Phosphorus addition prevent plant species richness loss with nitrogen deposition in Inner Mongolia grassland
Increased atmospheric nitrogen (N) deposition due to excessive application of N fertilizer and combustion of fossil fuels has decreased plant species richness in grassland ecosystems. Several possible mechanisms have been proposed to explain the species loss with increased N deposition, e.g. competitive exclusion, preemption of light or space, and metal toxicity (Al3+, Mn2+ and Fe3+). Based on ecological stoichiometric theory, it is hypothesized that imbalanced nutrient conditions (especially N and phosphorus (P)) should be an important mechanism. Yet, this mechanism has never been tested. We conducted a N (0.2 mol N m-2 yr-1) and P (0, 0.05, 0.1, 0.2, 0.3, 0.4 mol P m–2 yr-1) addition experiment and a P (0.05 mol m-2 yr-1 P) addition experiment since 2006. Species composition and biomass data were collected each year in August to explore the dynamics of plant species richness and composition under imbalanced and balanced N and P conditions. We also did a long-term monitoring experiment to explore the dynamic of plant species richness in a native grassland undergoing natural N deposition.

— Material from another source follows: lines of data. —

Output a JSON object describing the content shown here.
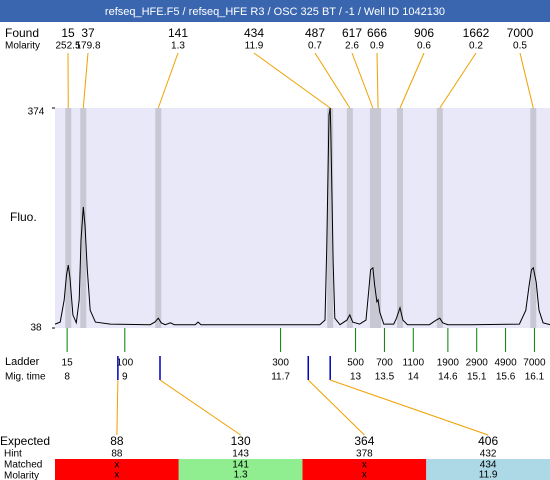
{
  "title": "refseq_HFE.F5 / refseq_HFE R3 / OSC 325 BT / -1 / Well ID 1042130",
  "title_color": "#3a66b0",
  "found": {
    "label": "Found",
    "molarity_label": "Molarity",
    "color": "#f0a000",
    "band_color": "#c8c8d4",
    "peaks": [
      {
        "size": 15,
        "molarity": 252.5,
        "time": 8.02
      },
      {
        "size": 37,
        "molarity": 179.8,
        "time": 8.28
      },
      {
        "size": 141,
        "molarity": 1.3,
        "time": 9.58
      },
      {
        "size": 434,
        "molarity": 11.9,
        "time": 12.56
      },
      {
        "size": 487,
        "molarity": 0.7,
        "time": 12.9
      },
      {
        "size": 617,
        "molarity": 2.6,
        "time": 13.3
      },
      {
        "size": 666,
        "molarity": 0.9,
        "time": 13.39
      },
      {
        "size": 906,
        "molarity": 0.6,
        "time": 13.77
      },
      {
        "size": 1662,
        "molarity": 0.2,
        "time": 14.46
      },
      {
        "size": 7000,
        "molarity": 0.5,
        "time": 16.08
      }
    ]
  },
  "plot": {
    "ylabel": "Fluo.",
    "background": "#e8e8f8",
    "xlim": [
      7.79,
      16.37
    ],
    "ylim": [
      38,
      374
    ],
    "yticks": [
      38,
      374
    ],
    "trace": {
      "x": [
        7.79,
        7.88,
        7.95,
        7.99,
        8.02,
        8.05,
        8.1,
        8.16,
        8.21,
        8.24,
        8.28,
        8.31,
        8.35,
        8.4,
        8.49,
        8.75,
        9.44,
        9.52,
        9.58,
        9.63,
        9.7,
        9.79,
        9.86,
        10.22,
        10.27,
        10.32,
        12.38,
        12.47,
        12.5,
        12.54,
        12.56,
        12.57,
        12.61,
        12.64,
        12.73,
        12.85,
        12.9,
        12.95,
        13.07,
        13.18,
        13.23,
        13.26,
        13.3,
        13.33,
        13.37,
        13.39,
        13.42,
        13.49,
        13.66,
        13.71,
        13.77,
        13.82,
        13.9,
        14.28,
        14.4,
        14.46,
        14.51,
        14.6,
        14.98,
        15.84,
        15.95,
        16.01,
        16.05,
        16.08,
        16.13,
        16.18,
        16.25,
        16.37
      ],
      "y": [
        44,
        47,
        81,
        119,
        134,
        114,
        58,
        46,
        81,
        172,
        223,
        195,
        127,
        65,
        47,
        44,
        43,
        47,
        53,
        46,
        43,
        46,
        43,
        43,
        47,
        43,
        43,
        50,
        157,
        363,
        374,
        340,
        142,
        53,
        43,
        50,
        58,
        47,
        44,
        50,
        96,
        127,
        130,
        104,
        78,
        81,
        62,
        44,
        44,
        53,
        69,
        50,
        43,
        43,
        50,
        53,
        46,
        43,
        43,
        44,
        65,
        104,
        127,
        130,
        108,
        65,
        46,
        43
      ]
    }
  },
  "ladder": {
    "label": "Ladder",
    "time_label": "Mig. time",
    "color": "#008000",
    "sizes": [
      15,
      100,
      300,
      500,
      700,
      1100,
      1900,
      2900,
      4900,
      7000
    ],
    "times": [
      8,
      9,
      11.7,
      13,
      13.5,
      14,
      14.6,
      15.1,
      15.6,
      16.1
    ]
  },
  "expected": {
    "label": "Expected",
    "hint_label": "Hint",
    "matched_label": "Matched",
    "molarity_label": "Molarity",
    "marker_color": "#0000c0",
    "items": [
      {
        "expected": 88,
        "hint": 88,
        "matched": "x",
        "molarity": "x",
        "time": 8.88,
        "color": "#ff0000"
      },
      {
        "expected": 130,
        "hint": 143,
        "matched": 141,
        "molarity": 1.3,
        "time": 9.61,
        "color": "#90ee90"
      },
      {
        "expected": 364,
        "hint": 378,
        "matched": "x",
        "molarity": "x",
        "time": 12.18,
        "color": "#ff0000"
      },
      {
        "expected": 406,
        "hint": 432,
        "matched": 434,
        "molarity": 11.9,
        "time": 12.56,
        "color": "#add8e6"
      }
    ]
  }
}
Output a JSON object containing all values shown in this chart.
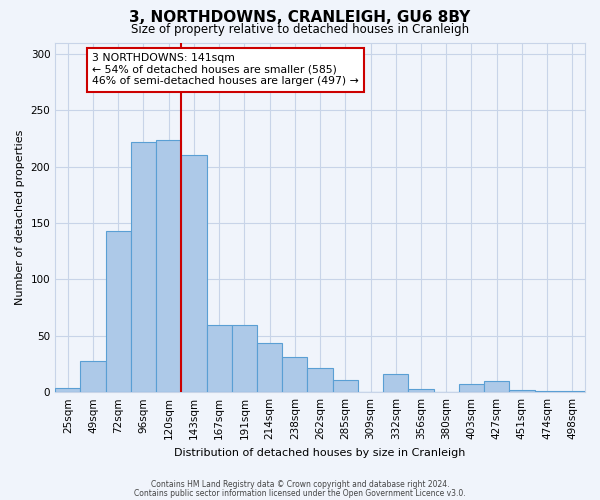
{
  "title": "3, NORTHDOWNS, CRANLEIGH, GU6 8BY",
  "subtitle": "Size of property relative to detached houses in Cranleigh",
  "xlabel": "Distribution of detached houses by size in Cranleigh",
  "ylabel": "Number of detached properties",
  "categories": [
    "25sqm",
    "49sqm",
    "72sqm",
    "96sqm",
    "120sqm",
    "143sqm",
    "167sqm",
    "191sqm",
    "214sqm",
    "238sqm",
    "262sqm",
    "285sqm",
    "309sqm",
    "332sqm",
    "356sqm",
    "380sqm",
    "403sqm",
    "427sqm",
    "451sqm",
    "474sqm",
    "498sqm"
  ],
  "values": [
    4,
    28,
    143,
    222,
    224,
    210,
    60,
    60,
    44,
    31,
    21,
    11,
    0,
    16,
    3,
    0,
    7,
    10,
    2,
    1,
    1
  ],
  "bar_color": "#adc9e8",
  "bar_edge_color": "#5a9fd4",
  "vline_color": "#cc0000",
  "vline_pos": 4.5,
  "ylim": [
    0,
    310
  ],
  "yticks": [
    0,
    50,
    100,
    150,
    200,
    250,
    300
  ],
  "annotation_title": "3 NORTHDOWNS: 141sqm",
  "annotation_line1": "← 54% of detached houses are smaller (585)",
  "annotation_line2": "46% of semi-detached houses are larger (497) →",
  "annotation_box_color": "#ffffff",
  "annotation_box_edge": "#cc0000",
  "footer1": "Contains HM Land Registry data © Crown copyright and database right 2024.",
  "footer2": "Contains public sector information licensed under the Open Government Licence v3.0.",
  "bg_color": "#f0f4fb",
  "grid_color": "#c8d4e8"
}
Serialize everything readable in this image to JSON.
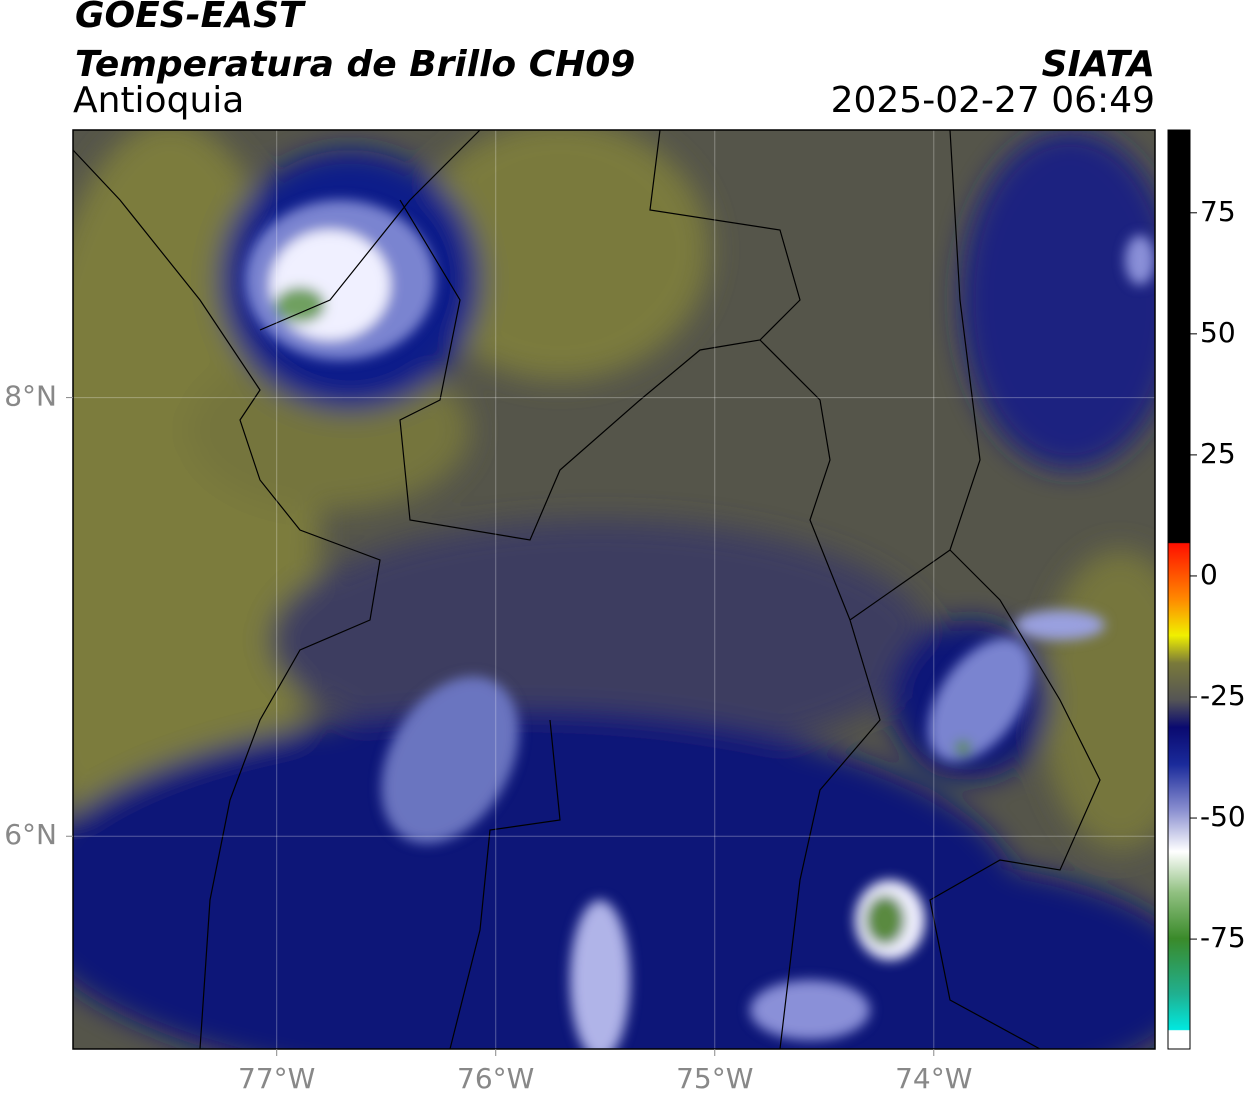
{
  "header": {
    "title": "GOES-EAST",
    "subtitle": "Temperatura de Brillo CH09",
    "region": "Antioquia",
    "source": "SIATA",
    "timestamp": "2025-02-27 06:49"
  },
  "map": {
    "xlim": [
      -77.93,
      -72.99
    ],
    "ylim": [
      5.03,
      9.22
    ],
    "xticks": [
      {
        "value": -77,
        "label": "77°W"
      },
      {
        "value": -76,
        "label": "76°W"
      },
      {
        "value": -75,
        "label": "75°W"
      },
      {
        "value": -74,
        "label": "74°W"
      }
    ],
    "yticks": [
      {
        "value": 6,
        "label": "6°N"
      },
      {
        "value": 8,
        "label": "8°N"
      }
    ],
    "grid": true
  },
  "colorbar": {
    "lim": [
      -97.7,
      92.1
    ],
    "ticks": [
      75,
      50,
      25,
      0,
      -25,
      -50,
      -75
    ]
  }
}
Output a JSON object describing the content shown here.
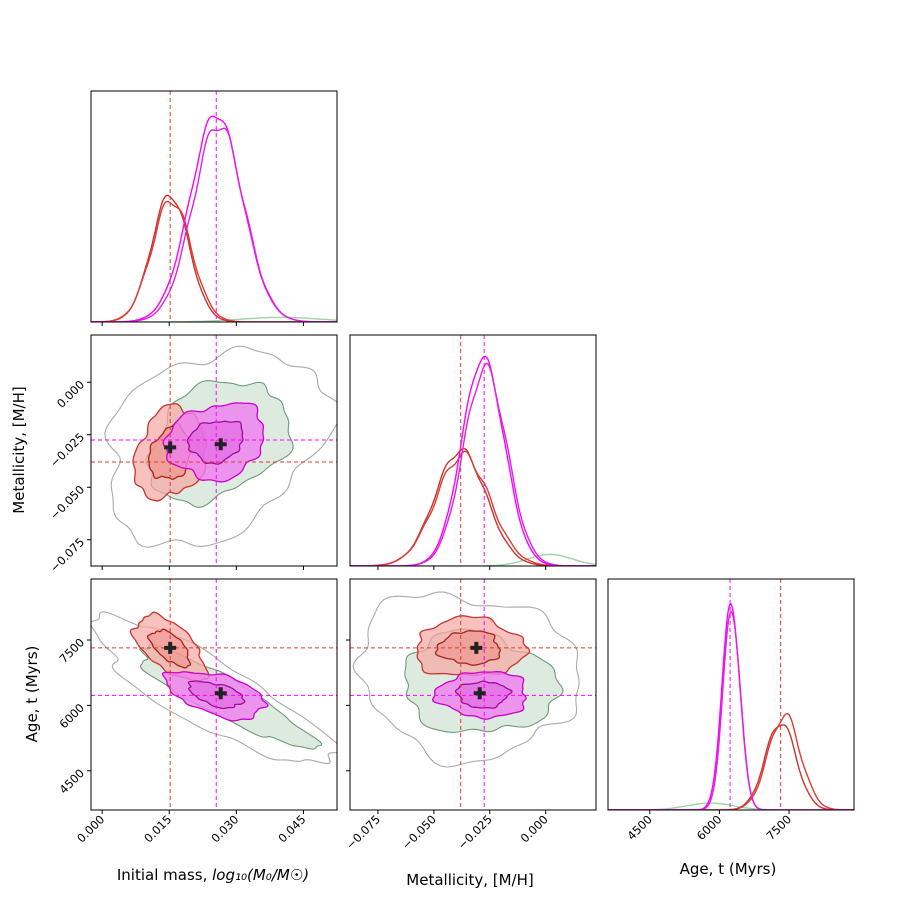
{
  "chart_data": {
    "type": "corner",
    "parameters": [
      "Initial mass, log10(M0/Msun)",
      "Metallicity, [M/H]",
      "Age, t (Myrs)"
    ],
    "axis_titles": {
      "mass_prefix": "Initial mass, ",
      "mass_math": "log₁₀(M₀/M☉)",
      "metallicity": "Metallicity, [M/H]",
      "age": "Age, t (Myrs)"
    },
    "ranges": {
      "mass": [
        -0.0025,
        0.0525
      ],
      "metallicity": [
        -0.0875,
        0.0225
      ],
      "age": [
        3600,
        8900
      ]
    },
    "ticks": {
      "mass": {
        "values": [
          0.0,
          0.015,
          0.03,
          0.045
        ],
        "labels": [
          "0.000",
          "0.015",
          "0.030",
          "0.045"
        ]
      },
      "metallicity": {
        "values": [
          -0.075,
          -0.05,
          -0.025,
          0.0
        ],
        "labels": [
          "−0.075",
          "−0.050",
          "−0.025",
          "0.000"
        ]
      },
      "age": {
        "values": [
          4500,
          6000,
          7500
        ],
        "labels": [
          "4500",
          "6000",
          "7500"
        ]
      }
    },
    "series": [
      {
        "name": "red solution",
        "color": "#e03a33",
        "line_color": "#c9342d",
        "mass_mean": 0.0152,
        "mass_sigma": 0.0042,
        "metallicity_mean": -0.038,
        "metallicity_sigma": 0.0115,
        "age_mean": 7320,
        "age_sigma": 330,
        "peak_mass": 0.55,
        "peak_metallicity": 0.5,
        "peak_age": 0.38,
        "truth_mass": 0.0152,
        "truth_metallicity": -0.038,
        "truth_age": 7320,
        "marker_mass": 0.0152,
        "marker_metallicity": -0.031,
        "marker_age": 7320,
        "rho_mass_met": 0.15,
        "rho_mass_age": -0.6,
        "rho_met_age": 0.0
      },
      {
        "name": "magenta solution",
        "color": "#ff00ff",
        "line_color": "#cc00cc",
        "mass_mean": 0.0255,
        "mass_sigma": 0.0058,
        "metallicity_mean": -0.028,
        "metallicity_sigma": 0.0095,
        "age_mean": 6250,
        "age_sigma": 190,
        "peak_mass": 0.9,
        "peak_metallicity": 0.9,
        "peak_age": 0.9,
        "truth_mass": 0.0255,
        "truth_metallicity": -0.0275,
        "truth_age": 6230,
        "marker_mass": 0.0265,
        "marker_metallicity": -0.0295,
        "marker_age": 6280,
        "rho_mass_met": 0.15,
        "rho_mass_age": -0.5,
        "rho_met_age": 0.0
      },
      {
        "name": "green background",
        "color": "#8fb79a",
        "line_color": "#6f9a7b",
        "mass_mean": 0.024,
        "mass_sigma": 0.013,
        "metallicity_mean": -0.03,
        "metallicity_sigma": 0.025,
        "age_mean": 6200,
        "age_sigma": 800,
        "rho_mass_met": 0.3,
        "rho_mass_age": -0.8,
        "rho_met_age": 0.0
      }
    ]
  }
}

The results of N and P addition experiment showed that N addition decreased plant species richness significantly. Similarly, the long-term data showed that with natural N deposition, species richness decreased significantly in the past 30 years. However, the results showed P addition increased species richness in grassland with both added N and natural N deposition. Nitrogen addition decreased relative biomass of species with foliar N:P > 12 and increase relative biomass of species with foliar N:P < 12, but P addition showed opposite trends. Nitrogen addition increased soil N:P significantly. However, with the addition of P soil N:P decreased significantly, i.e. P addition returned imbalanced N:P back to normal conditions. Thus, our results indicate that P addition counters plant species richness loss with N deposition in Inner Mongolia grassland, suggesting that the imbalanced N and P condition may result in the biodiversity loss in grassland.